Anyhow, what Mamet and Rebeck both do extremely well, in very different ways, is to dissect anger. Anger in their works is not usually directed at social injustice or the military industrial complex or polluters or Wall Street; they write about the dance of anger between people, and it is an intimate dance, like the tango. Deftness is required, and the ability to get inside all your characters’ heads– perhaps even to love each of them replete with (or because of) their flaws.

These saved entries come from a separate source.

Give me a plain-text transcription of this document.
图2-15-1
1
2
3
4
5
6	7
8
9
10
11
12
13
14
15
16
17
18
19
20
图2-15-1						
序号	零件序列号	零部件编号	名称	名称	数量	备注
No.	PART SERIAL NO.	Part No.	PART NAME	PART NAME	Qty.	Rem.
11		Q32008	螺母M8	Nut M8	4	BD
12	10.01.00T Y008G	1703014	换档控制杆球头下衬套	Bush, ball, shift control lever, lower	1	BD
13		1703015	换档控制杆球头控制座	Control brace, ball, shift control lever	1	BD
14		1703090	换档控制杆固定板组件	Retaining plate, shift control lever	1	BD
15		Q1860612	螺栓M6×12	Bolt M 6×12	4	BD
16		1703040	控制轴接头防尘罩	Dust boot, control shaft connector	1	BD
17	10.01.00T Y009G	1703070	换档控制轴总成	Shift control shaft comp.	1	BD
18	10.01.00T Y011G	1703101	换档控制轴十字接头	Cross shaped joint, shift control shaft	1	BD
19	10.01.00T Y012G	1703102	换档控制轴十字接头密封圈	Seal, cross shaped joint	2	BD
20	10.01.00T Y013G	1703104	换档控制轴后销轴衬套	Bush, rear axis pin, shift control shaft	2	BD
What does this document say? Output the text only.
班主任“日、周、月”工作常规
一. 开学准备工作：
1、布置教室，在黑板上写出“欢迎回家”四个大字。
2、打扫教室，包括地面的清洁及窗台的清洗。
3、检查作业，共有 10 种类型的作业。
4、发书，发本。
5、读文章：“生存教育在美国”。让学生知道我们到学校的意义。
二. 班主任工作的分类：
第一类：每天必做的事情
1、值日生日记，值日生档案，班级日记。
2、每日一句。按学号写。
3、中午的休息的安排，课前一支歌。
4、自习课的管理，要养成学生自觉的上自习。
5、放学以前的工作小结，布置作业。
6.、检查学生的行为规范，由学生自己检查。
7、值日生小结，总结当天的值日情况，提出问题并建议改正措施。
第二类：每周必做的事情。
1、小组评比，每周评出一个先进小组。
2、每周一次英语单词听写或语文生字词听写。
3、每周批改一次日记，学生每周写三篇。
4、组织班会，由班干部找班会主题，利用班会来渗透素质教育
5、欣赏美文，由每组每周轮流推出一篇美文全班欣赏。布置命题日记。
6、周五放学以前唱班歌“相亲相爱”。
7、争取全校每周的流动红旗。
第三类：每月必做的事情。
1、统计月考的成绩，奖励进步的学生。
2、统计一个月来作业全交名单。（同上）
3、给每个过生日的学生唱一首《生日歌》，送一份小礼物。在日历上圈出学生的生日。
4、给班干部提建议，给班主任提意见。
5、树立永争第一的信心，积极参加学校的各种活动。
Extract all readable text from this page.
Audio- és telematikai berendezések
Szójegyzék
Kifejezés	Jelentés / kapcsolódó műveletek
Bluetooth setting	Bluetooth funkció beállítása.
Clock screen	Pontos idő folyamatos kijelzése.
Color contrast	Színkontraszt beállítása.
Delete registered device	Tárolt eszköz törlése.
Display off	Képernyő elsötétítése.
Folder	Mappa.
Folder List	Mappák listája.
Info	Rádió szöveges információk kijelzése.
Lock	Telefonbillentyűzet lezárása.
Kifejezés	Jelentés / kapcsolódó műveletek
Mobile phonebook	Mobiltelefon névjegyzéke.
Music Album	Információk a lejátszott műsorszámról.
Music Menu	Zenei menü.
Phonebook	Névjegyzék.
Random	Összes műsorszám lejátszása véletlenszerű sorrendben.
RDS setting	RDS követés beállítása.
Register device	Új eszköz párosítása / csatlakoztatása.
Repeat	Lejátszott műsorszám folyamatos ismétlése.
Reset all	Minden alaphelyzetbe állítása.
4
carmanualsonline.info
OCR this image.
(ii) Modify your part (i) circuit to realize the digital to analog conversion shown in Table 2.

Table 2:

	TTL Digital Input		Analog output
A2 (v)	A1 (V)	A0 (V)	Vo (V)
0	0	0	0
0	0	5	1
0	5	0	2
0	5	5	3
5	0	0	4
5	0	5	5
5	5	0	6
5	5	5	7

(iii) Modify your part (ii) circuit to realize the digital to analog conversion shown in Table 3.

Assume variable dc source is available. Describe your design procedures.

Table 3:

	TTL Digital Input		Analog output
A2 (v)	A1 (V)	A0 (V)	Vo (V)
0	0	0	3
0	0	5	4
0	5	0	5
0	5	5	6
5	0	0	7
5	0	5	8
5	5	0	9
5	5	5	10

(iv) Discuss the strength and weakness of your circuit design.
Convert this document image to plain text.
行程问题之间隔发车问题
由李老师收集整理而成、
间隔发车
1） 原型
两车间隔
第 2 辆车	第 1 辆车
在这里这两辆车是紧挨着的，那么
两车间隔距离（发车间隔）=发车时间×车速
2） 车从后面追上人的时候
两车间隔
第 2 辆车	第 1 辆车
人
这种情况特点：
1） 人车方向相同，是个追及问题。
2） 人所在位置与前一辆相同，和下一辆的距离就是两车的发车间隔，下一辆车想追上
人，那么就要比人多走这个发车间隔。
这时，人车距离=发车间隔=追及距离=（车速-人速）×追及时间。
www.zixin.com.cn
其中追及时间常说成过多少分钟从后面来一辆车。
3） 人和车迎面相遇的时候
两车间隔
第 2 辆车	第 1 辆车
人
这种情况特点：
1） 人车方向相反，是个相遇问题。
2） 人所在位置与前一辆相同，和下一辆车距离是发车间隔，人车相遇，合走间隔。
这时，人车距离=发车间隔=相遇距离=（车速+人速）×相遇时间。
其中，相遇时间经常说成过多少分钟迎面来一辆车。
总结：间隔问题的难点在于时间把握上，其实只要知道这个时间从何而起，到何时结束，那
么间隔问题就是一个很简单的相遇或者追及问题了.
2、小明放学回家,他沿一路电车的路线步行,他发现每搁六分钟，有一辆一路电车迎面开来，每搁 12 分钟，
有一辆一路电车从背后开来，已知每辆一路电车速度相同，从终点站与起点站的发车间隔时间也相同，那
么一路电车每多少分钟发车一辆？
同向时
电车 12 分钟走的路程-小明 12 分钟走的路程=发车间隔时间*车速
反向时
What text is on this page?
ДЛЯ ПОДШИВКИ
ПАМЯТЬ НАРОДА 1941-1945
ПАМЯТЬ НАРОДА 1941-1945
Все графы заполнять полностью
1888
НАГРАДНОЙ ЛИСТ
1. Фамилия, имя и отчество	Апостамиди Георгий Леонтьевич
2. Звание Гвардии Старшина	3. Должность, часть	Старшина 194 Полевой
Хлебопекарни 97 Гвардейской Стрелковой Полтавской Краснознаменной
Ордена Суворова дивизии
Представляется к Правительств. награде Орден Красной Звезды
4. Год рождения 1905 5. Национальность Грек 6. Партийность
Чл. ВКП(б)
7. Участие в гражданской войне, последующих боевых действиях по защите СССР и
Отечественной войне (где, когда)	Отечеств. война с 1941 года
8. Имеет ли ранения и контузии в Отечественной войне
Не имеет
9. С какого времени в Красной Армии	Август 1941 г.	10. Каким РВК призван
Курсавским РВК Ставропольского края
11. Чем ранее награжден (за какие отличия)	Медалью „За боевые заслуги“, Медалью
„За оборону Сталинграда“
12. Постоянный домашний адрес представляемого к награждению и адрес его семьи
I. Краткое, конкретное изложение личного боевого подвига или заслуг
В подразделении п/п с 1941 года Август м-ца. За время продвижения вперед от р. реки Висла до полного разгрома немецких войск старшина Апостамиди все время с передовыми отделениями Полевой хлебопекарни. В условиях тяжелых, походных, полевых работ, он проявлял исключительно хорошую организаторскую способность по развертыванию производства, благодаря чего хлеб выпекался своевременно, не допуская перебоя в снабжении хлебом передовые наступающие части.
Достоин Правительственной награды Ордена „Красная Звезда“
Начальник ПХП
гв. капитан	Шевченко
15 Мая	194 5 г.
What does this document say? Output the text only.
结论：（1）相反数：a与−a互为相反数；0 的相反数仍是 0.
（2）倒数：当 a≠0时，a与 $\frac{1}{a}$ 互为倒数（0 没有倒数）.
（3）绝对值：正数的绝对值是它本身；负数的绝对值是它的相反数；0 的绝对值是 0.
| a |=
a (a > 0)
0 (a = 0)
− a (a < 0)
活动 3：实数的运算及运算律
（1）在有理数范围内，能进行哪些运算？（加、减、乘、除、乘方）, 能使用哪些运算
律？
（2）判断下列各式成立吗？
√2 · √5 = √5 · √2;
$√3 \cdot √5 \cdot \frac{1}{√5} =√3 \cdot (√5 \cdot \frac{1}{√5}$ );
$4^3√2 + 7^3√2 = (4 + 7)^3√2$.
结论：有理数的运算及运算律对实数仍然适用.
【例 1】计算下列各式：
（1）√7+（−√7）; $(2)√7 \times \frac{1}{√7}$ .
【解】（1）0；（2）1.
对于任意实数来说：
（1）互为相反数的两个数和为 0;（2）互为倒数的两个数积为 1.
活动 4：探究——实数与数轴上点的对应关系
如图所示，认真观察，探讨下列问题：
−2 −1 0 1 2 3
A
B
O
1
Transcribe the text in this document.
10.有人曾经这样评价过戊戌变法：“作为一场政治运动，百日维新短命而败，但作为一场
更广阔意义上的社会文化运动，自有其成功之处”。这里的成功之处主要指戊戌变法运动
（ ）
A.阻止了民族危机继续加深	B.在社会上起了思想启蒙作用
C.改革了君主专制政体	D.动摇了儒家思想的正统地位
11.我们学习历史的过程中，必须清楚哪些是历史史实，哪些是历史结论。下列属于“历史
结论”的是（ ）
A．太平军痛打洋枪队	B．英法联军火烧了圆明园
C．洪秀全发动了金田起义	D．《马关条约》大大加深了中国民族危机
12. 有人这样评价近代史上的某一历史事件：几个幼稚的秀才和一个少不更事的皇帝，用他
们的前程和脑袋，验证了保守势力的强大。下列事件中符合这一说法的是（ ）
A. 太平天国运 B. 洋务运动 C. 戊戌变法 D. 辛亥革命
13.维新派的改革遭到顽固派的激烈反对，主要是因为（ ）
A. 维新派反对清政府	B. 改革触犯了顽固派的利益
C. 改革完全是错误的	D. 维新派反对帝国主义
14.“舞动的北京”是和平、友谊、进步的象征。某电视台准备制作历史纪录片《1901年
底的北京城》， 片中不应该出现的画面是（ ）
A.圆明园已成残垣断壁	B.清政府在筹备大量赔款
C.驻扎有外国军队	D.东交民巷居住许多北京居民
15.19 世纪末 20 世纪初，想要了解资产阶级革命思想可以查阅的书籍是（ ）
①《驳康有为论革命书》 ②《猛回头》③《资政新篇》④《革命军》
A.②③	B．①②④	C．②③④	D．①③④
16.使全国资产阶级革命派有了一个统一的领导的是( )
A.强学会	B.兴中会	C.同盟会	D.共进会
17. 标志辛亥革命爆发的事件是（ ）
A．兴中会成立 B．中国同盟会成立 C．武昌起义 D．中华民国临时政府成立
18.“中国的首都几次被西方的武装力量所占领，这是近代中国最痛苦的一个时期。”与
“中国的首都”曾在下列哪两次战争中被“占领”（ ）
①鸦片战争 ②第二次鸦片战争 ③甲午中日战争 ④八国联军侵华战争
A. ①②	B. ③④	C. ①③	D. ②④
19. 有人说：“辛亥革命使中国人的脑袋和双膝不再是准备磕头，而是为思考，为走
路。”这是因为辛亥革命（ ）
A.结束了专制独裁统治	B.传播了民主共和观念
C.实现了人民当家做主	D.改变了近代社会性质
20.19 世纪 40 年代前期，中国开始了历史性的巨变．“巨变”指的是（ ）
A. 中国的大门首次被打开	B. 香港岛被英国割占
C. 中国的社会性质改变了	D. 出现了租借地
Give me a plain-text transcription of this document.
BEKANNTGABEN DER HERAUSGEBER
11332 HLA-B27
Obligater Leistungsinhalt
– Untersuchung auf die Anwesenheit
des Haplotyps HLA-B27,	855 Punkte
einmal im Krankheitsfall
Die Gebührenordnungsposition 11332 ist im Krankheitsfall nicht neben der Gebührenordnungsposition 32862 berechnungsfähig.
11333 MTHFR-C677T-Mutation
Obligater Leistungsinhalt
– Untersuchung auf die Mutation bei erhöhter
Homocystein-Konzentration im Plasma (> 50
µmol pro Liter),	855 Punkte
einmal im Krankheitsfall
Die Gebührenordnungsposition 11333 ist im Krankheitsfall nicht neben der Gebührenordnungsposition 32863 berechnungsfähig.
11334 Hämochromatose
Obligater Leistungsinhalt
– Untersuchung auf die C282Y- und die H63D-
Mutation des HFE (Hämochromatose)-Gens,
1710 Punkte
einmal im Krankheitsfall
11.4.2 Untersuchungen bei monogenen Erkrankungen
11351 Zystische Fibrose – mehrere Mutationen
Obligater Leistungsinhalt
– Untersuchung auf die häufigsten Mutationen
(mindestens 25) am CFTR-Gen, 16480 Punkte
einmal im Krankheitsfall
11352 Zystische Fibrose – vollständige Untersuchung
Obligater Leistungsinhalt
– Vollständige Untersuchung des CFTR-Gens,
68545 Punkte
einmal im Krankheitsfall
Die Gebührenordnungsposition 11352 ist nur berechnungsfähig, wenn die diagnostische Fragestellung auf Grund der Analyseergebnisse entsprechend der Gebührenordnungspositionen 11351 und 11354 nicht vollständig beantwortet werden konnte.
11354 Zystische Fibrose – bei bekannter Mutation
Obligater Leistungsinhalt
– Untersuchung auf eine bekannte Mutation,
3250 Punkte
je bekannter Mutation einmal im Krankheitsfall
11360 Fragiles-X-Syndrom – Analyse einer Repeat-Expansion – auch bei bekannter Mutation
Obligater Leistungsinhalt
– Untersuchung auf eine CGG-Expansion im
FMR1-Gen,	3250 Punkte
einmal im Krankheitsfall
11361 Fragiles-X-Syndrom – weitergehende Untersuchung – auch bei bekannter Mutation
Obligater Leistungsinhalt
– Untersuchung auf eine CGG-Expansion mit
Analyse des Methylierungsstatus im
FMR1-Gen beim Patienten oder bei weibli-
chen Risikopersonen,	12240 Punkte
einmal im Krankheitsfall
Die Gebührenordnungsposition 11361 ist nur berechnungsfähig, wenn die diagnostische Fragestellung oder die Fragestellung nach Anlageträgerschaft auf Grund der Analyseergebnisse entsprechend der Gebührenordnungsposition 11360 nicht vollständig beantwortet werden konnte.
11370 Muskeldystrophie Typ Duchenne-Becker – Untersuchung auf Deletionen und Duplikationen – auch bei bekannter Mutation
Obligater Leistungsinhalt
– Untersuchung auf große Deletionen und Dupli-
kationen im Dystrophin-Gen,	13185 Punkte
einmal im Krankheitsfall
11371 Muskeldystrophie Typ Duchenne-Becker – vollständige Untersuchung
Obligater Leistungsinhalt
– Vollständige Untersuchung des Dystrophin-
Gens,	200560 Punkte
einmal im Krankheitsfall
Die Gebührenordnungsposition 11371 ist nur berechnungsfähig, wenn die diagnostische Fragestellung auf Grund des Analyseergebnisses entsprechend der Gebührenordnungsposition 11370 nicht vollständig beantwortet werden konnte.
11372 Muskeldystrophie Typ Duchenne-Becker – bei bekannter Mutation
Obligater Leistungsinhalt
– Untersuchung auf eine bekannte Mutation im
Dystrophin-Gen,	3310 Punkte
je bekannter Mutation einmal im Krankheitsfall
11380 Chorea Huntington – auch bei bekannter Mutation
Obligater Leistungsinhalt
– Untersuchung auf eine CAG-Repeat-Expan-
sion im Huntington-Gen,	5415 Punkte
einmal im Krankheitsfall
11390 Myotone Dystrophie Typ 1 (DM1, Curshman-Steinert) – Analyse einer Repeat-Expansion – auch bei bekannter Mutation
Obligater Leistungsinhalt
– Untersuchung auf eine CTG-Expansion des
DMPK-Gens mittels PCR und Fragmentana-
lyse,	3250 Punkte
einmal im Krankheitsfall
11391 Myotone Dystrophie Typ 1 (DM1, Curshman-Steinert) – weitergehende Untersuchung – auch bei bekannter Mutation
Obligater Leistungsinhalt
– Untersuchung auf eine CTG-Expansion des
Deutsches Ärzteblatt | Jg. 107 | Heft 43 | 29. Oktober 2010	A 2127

And that is the difference between both these extraordinary playwrights and people who do political theater, which can lapse into melodrama. I recently saw Burning Coal’s production of Lucy Prebble’s 2009 Enron, which was entertaining, fun, raunchy, very well directed, and–a disappointment. Time is necessarily spent explaining derivatives, mark-to-market, etc, and you can make that time pass happily with the right choreographer (which director Jerome Davis did), but in the end one wants to hear a human story. Enron tried, but I never quite believed it. I lay it at the playwright’s door.